When he steps out of Rashtrapati Bhawan, Pranab Mukherjee will leave behind one legacy that not many Presidents before him can match. It includes a high-tech storytelling museum, books on Rashtrapati Bhawan including one on birds shot by his additional secretary, paintings and in-residence programmes that allowed celebrities and common people alike to get a feel of the complex, and revival or revamp of many historical practices.
The museum, which was opened in August 2014, is an interactive experience of the freedom struggle and India’s recent history. The venue too is steeped in history — the museum has been established in an erstwhile stable that housed horses and the garages where the ceremonial coaches were parked. It is a museum that tells stories through sound-light-video animations, and showcases furniture designed by Sir Edwin Lutyens for the Viceroy’s Residence, as Rashtrapati Bhawan was designated to be when it was built.

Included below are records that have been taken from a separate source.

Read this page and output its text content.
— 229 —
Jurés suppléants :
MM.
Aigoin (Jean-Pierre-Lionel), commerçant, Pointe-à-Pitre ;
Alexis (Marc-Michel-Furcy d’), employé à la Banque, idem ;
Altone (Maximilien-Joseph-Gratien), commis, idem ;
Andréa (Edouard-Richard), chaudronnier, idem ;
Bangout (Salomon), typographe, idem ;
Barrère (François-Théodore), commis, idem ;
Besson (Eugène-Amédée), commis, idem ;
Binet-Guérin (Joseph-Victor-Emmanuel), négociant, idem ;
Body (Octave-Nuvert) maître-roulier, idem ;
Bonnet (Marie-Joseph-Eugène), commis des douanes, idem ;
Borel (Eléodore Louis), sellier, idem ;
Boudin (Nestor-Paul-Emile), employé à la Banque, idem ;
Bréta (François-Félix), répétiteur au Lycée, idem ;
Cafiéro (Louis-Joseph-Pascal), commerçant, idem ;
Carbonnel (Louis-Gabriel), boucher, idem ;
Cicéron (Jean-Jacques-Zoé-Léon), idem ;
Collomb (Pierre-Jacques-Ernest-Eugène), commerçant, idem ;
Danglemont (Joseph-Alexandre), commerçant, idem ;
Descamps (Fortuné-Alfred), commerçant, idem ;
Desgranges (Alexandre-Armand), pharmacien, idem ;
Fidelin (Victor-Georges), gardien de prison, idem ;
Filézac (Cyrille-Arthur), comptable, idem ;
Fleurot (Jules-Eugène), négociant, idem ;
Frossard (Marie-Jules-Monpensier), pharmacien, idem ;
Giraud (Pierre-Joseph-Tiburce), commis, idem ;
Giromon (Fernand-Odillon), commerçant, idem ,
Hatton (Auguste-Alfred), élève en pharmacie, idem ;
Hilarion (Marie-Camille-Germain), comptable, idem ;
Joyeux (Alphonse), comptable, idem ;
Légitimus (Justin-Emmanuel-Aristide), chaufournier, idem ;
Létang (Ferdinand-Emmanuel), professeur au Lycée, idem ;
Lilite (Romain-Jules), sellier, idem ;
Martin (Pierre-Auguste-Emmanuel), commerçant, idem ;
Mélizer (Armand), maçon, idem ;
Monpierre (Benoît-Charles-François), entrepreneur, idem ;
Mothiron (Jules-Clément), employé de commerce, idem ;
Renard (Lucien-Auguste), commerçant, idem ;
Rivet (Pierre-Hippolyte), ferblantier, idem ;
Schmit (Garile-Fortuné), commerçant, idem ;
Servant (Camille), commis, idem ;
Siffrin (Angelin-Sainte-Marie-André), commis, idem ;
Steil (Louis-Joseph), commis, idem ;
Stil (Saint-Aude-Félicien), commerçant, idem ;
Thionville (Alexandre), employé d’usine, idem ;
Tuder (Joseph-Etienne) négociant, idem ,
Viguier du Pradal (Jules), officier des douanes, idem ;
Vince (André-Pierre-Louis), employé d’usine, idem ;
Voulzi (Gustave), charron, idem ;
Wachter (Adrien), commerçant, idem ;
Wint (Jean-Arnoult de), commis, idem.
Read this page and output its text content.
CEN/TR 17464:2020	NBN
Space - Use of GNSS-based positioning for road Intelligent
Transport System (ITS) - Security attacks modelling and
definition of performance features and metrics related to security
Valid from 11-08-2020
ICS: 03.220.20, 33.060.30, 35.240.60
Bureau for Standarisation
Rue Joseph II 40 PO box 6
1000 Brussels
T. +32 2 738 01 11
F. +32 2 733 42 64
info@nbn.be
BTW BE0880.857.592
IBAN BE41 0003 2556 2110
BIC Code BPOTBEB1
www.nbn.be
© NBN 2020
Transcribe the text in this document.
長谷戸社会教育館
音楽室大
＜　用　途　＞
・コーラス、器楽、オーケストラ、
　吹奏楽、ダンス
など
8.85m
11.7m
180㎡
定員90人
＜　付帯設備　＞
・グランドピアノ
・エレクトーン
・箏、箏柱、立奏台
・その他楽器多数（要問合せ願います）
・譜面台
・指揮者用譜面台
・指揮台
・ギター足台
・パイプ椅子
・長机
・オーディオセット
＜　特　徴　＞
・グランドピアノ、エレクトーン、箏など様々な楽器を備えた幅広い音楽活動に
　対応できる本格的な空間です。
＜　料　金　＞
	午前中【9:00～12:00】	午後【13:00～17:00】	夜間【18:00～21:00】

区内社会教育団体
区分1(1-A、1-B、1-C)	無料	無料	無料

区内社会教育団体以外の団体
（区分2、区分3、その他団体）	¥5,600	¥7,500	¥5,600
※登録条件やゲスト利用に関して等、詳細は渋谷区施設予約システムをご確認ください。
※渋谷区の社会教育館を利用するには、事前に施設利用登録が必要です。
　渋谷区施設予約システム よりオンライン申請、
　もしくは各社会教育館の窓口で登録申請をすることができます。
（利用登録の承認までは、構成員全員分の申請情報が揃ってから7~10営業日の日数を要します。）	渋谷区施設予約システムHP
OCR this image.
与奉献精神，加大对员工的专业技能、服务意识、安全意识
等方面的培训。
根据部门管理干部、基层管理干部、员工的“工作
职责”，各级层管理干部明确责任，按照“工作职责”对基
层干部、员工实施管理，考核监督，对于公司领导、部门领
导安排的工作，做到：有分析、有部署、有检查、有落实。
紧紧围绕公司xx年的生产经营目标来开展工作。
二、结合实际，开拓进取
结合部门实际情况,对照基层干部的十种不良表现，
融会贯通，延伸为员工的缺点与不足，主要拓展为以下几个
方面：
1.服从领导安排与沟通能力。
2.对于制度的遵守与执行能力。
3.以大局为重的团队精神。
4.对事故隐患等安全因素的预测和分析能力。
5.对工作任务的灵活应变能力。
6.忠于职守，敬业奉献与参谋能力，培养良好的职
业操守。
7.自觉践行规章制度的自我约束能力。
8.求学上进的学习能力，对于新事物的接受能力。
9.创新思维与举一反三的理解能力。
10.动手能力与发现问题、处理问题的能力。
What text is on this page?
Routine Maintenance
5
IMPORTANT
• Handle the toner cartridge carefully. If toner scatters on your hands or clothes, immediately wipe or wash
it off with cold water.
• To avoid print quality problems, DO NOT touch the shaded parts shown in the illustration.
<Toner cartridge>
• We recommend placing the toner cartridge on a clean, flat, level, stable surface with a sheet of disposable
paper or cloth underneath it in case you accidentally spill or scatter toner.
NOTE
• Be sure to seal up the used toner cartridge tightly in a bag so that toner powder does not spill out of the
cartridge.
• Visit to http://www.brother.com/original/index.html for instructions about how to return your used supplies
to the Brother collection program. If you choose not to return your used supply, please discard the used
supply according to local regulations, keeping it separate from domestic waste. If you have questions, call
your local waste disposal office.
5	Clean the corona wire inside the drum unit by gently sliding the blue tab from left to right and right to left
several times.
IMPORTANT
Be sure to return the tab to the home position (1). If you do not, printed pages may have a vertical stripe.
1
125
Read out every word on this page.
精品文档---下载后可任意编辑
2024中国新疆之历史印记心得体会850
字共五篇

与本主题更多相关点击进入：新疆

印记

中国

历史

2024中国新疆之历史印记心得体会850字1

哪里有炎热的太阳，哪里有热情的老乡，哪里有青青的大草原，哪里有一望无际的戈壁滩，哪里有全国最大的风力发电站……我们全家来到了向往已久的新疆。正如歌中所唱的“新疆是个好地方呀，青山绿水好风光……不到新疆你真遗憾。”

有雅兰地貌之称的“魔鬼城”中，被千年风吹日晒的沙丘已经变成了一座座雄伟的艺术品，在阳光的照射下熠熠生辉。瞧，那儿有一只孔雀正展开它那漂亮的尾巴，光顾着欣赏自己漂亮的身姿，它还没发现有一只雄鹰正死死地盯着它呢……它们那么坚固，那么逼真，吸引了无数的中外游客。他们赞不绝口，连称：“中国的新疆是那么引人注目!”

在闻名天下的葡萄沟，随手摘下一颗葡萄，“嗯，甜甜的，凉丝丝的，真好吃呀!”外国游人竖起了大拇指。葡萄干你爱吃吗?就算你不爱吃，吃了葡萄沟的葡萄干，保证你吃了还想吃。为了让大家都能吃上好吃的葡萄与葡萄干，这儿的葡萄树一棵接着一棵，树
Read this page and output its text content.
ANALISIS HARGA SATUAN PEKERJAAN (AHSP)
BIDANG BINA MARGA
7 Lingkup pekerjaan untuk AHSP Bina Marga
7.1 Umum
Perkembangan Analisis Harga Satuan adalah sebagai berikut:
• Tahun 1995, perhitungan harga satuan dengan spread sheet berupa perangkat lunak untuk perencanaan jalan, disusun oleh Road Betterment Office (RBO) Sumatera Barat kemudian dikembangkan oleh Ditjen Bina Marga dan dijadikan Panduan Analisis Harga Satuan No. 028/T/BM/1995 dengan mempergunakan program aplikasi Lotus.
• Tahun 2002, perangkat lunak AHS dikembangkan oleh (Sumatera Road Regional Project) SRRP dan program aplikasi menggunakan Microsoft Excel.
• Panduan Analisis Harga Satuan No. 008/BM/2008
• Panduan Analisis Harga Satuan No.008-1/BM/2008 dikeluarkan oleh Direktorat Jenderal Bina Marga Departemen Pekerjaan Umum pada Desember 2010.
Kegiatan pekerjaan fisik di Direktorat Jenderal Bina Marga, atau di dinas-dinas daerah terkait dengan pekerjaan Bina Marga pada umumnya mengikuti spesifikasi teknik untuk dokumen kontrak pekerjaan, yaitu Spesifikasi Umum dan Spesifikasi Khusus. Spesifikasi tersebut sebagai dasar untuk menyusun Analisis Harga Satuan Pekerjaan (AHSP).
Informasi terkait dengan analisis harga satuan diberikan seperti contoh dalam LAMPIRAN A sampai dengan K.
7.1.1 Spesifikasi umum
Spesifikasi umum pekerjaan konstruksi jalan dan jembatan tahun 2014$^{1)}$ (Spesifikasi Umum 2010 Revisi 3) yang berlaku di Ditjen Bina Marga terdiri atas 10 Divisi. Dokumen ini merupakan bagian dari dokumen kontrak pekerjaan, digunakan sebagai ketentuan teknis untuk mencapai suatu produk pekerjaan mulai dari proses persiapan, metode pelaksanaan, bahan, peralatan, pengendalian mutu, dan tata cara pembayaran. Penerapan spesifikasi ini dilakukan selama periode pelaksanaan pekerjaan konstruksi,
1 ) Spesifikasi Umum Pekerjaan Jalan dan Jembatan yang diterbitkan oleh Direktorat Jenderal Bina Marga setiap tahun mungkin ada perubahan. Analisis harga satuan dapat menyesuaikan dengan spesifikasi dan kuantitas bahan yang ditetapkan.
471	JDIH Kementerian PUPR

It has a simulated battlefield with arms mounted on warriors, ceremonial coaches, vintage cars, photographs and memorabilia of the President’s Body Guard, paintings of the 19th century, sketches and gifts received by successive Presidents from national and foreign dignitaries.
Phase II of the 10,000-square-metre museum depicts the story of the planning and construction of Rashtrapati Bhawan, the British Viceroys who occupied the building until 1947, their reaction towards the freedom movement, the transfer of power, the formation of the republic, the life and work of 13 Presidents of India since 1950, life inside Rashtrapati Bhawan, the environment of the campus, the people working here, important visitors etc. It also has an art gallery for temporary exhibitions where works of several contemporary artists have been showcased.
In 2014, a book was released on the birds that visit Rashtrapati Bhawan, with photos shot entirely within the 330-acre presidential estate and a brief description of their habit and habitat. Over 113 avian varieties, half of which are migratory species, were identified in the extensive lawns, including the Mughal Garden, Herbal Garden, Cactus Garden, the Dallikhana (nursery) and the duck pond near it. All photographs used in the book were from the personal collection of additional secretary Thomas Mathew. This is one of a series of books unveiled during Mukherjee’s tenure on life on the Rashtrapati Bhawan campus.
Mukherjee also revived the presidential buggy, a tradition that had been discontinued over 20 years ago. Ever since the beginning of his tenure, he was using the buggy largely to move around the Rashtrapati Bhavan campus. Since 2014, the buggy has occasionally replaced the limousine as the President’s vehicle for important journeys like those to Parliament at the start of the budget session and the Beating Retreat ceremony at Vijay Chowk.
Many rooms of the 340-room building had fallen into disuse with furniture and utensils stacked there. All of these were restored to their former look as far as possible and some of the carpets and seating arrangements were used for a new ceremonial hall, which was built as an alternative venue for the “At Home” function should rain hamper it in the traditional venue of Mughal Gardens.
The Change of Guard ceremony, originally started at Rashtrapati Bhawan in 2007, was revamped along the lines of the equivalent tourist attraction at Buckingham Palace. It can be viewed every Saturday. Change of Guard is a military tradition whose origins are lost in antiquity. From time immemorial, guards and sentries at palaces, forts and defence establishments change periodically to enable a fresh body of troops to take charge.
Mukherjee’s legacy of reviving history, in fact, extends beyond the Presidential estate. In September last year, Rashtrapati Ashiana in Dehradun, once developed as a summer retreat for President Fakhruddin Ali Ahmed, was restored when Mukherjee inaugurated a renovated building and spent the night there. It was the first time in 18 years that the first citizen stayed in the building, earlier known as the Commandant’s Bungalow, built in 1920 at what the a summer camp in Dehradun for horses used by the President’s Body Guard. The last President to have stayed there was K R Narayanan in March 1998.